Vancouver Island marine debris heading to Delta

DELTA (NEWS 1130) — You may find some hidden treasure along the Fraser River next weekend, all thanks to our neighbours across the Pacific.

The cargo from a massive, Japanese-funded marine debris recovery along Vancouver Island’s shores is scheduled to arrive in Delta Monday afternoon.

Most of the over 40 tons of debris, plastics, and rubble will go to recycling.

“A great deal of it can go in to the recycling stream and that is really why we brought it down here,” Living Oceans Society’s Karen Wristen tells NEWS 1130.

The marine preservation group’s executive director says you can help sort the cargo and search for hidden treasures with an event October 1st and 2nd.

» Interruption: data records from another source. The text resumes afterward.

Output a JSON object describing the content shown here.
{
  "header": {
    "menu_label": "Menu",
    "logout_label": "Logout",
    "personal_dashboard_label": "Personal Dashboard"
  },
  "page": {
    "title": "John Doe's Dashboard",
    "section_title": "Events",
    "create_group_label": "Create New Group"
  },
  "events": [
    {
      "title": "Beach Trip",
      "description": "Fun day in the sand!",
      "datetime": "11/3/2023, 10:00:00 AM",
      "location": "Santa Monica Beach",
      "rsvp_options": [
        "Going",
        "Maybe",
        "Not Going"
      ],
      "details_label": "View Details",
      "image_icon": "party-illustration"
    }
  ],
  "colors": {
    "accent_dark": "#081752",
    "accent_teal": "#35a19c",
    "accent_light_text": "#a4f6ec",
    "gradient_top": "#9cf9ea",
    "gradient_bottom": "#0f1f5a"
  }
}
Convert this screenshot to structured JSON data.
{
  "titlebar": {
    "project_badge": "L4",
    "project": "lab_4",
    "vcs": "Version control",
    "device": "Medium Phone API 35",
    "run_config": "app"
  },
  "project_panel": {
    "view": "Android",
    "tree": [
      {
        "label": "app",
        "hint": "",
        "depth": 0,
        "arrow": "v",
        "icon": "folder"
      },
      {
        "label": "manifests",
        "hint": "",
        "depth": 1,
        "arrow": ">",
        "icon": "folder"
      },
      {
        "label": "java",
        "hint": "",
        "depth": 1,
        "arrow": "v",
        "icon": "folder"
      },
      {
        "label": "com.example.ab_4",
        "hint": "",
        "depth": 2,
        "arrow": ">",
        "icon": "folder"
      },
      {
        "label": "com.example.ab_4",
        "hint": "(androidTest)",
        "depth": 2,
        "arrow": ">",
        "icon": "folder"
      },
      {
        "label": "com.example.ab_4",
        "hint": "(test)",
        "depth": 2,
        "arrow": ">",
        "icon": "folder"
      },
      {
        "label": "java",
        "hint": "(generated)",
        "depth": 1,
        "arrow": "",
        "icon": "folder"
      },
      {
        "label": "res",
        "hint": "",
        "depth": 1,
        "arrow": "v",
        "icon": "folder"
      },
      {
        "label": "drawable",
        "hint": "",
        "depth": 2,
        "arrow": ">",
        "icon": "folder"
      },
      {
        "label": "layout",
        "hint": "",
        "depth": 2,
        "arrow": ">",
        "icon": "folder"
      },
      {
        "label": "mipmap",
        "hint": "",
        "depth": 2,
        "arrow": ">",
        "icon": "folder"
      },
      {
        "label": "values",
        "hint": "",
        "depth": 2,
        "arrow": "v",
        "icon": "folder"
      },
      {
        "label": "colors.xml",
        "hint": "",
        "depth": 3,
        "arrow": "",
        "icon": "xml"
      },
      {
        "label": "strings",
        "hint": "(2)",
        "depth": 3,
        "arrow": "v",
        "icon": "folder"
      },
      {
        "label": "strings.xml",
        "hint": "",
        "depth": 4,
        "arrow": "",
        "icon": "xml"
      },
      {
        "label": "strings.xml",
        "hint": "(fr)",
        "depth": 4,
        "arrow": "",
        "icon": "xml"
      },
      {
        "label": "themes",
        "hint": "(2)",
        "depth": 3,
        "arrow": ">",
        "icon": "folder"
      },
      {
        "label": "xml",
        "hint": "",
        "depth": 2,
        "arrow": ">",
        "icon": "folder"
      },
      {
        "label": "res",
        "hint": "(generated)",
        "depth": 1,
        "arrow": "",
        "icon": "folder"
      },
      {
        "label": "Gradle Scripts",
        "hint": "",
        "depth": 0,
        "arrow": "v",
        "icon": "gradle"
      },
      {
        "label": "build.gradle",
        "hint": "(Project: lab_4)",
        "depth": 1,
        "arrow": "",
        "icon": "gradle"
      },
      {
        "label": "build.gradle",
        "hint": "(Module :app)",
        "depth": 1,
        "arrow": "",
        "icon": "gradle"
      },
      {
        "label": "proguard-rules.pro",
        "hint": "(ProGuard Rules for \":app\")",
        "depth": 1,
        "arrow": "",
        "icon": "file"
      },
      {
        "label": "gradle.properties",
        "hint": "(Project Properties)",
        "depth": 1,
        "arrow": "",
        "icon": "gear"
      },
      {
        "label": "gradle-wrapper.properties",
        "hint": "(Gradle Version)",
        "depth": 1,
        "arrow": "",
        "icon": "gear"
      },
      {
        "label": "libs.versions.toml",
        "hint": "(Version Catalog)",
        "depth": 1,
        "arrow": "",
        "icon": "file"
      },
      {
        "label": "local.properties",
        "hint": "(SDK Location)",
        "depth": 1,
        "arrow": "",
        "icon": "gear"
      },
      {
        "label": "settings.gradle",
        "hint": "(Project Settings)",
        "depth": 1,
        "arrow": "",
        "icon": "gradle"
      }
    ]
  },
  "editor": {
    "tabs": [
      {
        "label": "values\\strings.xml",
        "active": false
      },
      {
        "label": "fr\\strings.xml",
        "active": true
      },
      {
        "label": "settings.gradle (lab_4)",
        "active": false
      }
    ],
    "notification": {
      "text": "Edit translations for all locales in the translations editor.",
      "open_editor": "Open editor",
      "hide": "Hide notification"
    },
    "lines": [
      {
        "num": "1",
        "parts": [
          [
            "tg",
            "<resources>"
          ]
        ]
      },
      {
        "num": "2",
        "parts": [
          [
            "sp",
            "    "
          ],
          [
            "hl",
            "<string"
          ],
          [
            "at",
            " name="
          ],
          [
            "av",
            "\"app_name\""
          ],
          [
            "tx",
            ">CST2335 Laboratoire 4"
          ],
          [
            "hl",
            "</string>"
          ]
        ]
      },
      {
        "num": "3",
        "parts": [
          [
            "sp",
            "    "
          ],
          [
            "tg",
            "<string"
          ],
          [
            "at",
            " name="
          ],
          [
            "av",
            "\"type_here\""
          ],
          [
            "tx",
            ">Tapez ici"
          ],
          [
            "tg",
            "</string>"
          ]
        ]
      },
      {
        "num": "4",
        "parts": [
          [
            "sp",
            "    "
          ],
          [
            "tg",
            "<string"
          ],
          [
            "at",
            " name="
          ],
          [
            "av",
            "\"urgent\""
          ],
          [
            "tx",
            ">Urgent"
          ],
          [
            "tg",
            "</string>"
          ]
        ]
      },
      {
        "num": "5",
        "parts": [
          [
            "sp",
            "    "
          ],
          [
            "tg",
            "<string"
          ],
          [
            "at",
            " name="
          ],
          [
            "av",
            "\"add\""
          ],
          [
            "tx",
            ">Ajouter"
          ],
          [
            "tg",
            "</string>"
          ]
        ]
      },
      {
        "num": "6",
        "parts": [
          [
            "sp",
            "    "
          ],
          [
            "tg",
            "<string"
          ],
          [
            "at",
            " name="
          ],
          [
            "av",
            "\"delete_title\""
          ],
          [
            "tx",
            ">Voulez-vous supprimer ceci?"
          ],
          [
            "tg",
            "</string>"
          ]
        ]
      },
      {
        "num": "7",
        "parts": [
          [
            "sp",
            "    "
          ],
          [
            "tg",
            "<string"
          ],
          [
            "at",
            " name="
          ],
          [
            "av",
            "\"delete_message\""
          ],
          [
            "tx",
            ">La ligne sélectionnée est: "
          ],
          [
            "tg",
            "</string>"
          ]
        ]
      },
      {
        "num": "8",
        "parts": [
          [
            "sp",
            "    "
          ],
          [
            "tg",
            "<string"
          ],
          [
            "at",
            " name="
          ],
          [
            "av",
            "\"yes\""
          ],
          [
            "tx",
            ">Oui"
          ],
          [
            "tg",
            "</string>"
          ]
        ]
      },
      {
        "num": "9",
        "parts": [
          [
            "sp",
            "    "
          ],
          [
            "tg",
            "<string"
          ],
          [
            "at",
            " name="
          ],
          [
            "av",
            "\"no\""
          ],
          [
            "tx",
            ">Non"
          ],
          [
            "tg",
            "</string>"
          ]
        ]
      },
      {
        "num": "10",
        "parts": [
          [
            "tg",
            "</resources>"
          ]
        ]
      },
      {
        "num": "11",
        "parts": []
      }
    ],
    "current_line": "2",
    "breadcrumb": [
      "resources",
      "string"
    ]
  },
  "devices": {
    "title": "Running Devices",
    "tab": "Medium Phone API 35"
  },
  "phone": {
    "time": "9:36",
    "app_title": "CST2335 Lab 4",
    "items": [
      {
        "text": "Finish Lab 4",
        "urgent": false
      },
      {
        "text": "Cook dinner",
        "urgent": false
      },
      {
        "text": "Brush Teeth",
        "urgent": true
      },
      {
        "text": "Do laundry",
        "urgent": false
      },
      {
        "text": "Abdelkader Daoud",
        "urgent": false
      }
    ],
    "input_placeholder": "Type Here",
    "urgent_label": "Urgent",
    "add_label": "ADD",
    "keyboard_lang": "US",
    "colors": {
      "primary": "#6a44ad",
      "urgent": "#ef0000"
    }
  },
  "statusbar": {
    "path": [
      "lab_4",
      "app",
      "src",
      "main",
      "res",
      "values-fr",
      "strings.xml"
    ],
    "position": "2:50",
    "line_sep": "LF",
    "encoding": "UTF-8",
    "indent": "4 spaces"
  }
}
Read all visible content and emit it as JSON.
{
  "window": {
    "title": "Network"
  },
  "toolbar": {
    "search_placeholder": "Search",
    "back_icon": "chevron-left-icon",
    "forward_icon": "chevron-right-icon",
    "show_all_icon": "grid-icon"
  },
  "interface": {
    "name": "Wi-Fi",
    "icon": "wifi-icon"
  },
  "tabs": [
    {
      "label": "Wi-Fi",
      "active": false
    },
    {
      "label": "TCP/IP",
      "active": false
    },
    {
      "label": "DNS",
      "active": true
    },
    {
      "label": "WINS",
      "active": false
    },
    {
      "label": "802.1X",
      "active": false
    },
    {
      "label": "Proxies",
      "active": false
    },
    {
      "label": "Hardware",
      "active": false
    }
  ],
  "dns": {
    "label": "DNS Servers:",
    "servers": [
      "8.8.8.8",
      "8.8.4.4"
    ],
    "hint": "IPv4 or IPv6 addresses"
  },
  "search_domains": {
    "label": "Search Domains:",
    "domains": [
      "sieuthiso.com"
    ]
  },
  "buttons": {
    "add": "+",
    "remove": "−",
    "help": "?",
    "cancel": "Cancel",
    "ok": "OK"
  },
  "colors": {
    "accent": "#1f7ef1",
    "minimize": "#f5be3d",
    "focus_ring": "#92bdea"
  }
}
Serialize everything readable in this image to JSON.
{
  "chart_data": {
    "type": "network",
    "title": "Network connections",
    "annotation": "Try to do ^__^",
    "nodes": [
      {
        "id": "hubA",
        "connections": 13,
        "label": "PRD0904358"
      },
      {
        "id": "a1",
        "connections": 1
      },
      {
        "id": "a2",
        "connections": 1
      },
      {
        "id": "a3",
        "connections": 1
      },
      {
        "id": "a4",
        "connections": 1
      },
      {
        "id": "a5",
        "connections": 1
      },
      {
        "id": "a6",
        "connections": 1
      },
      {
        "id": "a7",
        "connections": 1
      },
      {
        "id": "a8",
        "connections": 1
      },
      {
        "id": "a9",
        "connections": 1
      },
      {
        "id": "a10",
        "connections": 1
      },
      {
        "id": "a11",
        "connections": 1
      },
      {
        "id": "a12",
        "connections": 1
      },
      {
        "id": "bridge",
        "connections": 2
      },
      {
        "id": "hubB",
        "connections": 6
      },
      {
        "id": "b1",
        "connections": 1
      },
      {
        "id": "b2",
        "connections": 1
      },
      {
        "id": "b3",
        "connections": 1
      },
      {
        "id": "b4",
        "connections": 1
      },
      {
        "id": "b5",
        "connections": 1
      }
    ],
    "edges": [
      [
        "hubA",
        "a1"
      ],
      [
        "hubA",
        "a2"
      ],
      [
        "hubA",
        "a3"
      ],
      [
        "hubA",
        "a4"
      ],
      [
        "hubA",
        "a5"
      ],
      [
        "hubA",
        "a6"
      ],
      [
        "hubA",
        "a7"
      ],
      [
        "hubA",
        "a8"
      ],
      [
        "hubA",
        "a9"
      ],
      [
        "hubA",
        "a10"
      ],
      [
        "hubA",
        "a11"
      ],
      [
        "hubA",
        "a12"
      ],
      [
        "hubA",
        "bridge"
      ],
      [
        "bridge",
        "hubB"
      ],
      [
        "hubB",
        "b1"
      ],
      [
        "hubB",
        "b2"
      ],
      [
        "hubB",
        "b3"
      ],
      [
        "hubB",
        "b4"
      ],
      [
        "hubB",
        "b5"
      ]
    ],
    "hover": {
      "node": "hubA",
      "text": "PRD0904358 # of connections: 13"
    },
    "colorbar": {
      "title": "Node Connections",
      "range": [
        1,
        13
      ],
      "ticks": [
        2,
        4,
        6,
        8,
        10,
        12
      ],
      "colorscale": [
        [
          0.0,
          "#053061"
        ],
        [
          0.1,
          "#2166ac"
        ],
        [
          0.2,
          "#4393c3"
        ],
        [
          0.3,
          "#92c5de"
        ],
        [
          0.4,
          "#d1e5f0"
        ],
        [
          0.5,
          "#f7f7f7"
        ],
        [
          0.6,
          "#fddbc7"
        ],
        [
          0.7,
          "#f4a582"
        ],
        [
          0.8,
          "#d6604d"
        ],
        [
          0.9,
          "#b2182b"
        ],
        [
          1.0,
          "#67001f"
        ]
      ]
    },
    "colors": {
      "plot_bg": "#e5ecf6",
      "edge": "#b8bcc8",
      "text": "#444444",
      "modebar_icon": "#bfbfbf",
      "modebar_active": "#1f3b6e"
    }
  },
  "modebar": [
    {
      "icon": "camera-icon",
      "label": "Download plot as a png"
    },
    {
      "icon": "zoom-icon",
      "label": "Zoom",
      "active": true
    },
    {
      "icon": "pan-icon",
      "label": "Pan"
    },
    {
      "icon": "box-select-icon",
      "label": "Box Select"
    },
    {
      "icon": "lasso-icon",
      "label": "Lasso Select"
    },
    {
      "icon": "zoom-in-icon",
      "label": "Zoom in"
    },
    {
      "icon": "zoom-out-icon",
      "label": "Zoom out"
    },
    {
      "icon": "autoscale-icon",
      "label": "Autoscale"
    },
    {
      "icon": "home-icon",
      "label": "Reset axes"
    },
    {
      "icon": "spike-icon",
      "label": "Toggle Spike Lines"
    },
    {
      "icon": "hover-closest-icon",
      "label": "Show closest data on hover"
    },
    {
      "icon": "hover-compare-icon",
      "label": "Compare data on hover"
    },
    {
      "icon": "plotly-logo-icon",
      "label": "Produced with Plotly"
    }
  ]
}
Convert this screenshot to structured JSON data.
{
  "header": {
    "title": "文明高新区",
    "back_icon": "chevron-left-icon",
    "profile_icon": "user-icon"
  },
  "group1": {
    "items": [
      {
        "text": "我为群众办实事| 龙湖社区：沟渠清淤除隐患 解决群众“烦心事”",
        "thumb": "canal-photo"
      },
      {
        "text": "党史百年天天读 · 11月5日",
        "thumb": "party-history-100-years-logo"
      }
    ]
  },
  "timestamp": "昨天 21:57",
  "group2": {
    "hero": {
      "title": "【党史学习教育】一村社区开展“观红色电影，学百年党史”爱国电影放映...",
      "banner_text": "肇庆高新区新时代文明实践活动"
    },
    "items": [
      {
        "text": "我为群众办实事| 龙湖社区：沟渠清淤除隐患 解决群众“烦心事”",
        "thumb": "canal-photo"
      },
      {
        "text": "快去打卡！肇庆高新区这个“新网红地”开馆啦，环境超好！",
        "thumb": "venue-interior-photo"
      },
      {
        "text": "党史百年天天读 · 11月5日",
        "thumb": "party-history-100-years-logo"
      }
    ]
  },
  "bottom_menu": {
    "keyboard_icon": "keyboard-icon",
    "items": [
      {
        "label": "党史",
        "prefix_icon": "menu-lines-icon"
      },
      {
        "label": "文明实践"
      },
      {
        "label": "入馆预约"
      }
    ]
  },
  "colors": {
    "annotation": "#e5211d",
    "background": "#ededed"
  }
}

“We’ve always taken some of the brighter coloured buoys and made jack-o-lanterns and planters and things out of them and people always fined useful things among the plastic debris that we collect,” Wristen says.

The funding for the cleanup effort is a gift from Japan after the 2011 earthquake and tsunami which propelled rubble and wreckage towards Canada’s west coast.

“It’s critical that we get this plastic off the beaches before it breaks down into bitesize pieces and ends up in the food chain and ultimately on our dinner plates. It’s pretty clear now that creatures as small as plankton are taking up micro plastics out of the water.”

Living Oceans Society is touting this as the largest ever marine debris recovery of its kind in Canada involving over 100 volunteers with Clear The Coast.

Wristen says people usually find interesting things, sometimes little treasures, in ocean clean-up efforts.